In our introductory post about this topic we discussed how fall hazard control – and corresponding cost control – is increasingly being considered in constructability analyses. “Constructability” is a project management technique that reviews a building project from start to finish, during the pre-construction phase.
We also introduced the three types of fall hazard control: elimination, prevention, and protection. In the previous two posts we discussed elimination and prevention. In this final post we will discuss protection.
Constructibility techniques that support fall protection systems involve, to a large degree, the designation and installation of suitable anchorage points. Personal fall arrest equipment technology is rapidly changing but will always be dependent on adequate anchorage. Roof anchorage which is used successively by construction trades and eventually by operations and maintenance personnel is now commonplace on most newly constructed roofs.
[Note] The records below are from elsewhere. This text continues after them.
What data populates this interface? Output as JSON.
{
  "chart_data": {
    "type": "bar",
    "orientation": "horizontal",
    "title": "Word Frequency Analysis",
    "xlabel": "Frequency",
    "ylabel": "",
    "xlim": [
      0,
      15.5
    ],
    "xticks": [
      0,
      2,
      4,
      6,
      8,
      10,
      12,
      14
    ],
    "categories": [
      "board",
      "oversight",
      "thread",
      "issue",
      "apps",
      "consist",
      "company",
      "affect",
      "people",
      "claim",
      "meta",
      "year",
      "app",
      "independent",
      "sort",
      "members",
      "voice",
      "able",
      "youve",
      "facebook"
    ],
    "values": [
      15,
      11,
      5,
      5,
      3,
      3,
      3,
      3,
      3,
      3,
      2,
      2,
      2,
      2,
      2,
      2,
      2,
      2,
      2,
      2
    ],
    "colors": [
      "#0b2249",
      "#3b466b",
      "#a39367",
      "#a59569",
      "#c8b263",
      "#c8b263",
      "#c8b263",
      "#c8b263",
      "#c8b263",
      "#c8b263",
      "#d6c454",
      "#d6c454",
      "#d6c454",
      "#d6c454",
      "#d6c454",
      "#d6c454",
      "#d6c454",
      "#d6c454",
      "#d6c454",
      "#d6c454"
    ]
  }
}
Fall protection systems are active by nature. That is, they require the active participation of the protected worker. Fall protection systems require extensive training both of users and their supervisors, and are dependent upon the availability of the proper personal fall protection equipment. They require adequate anchorage points and are most effective where standards or expectations are clear and discipline for non-compliance is certain. Success (translated as ‘no falls from heights’) is much easier to attain when fall elimination or prevention is accomplished through constructability programs.
The value realized with the widespread use of constructability techniques to accomplish fall hazard elimination and prevention is still often difficult to quantify. A glimpse at the potential savings can be obtained by reviewing worker’s compensation costs and third party liabilities costs. Injuries can amount to millions of dollars of additional costs to facilities construction programs.
Using the hierarchy of preference of controls as a guide, constructability efforts should first aim to eliminate and then prevent fall hazards. Fall protection systems should be the last line of defense. The earlier that falls are addressed in a project, the greater the ability to influence the cost. Properly implemented fall elimination and prevention engineering increases in value over the life of a facility.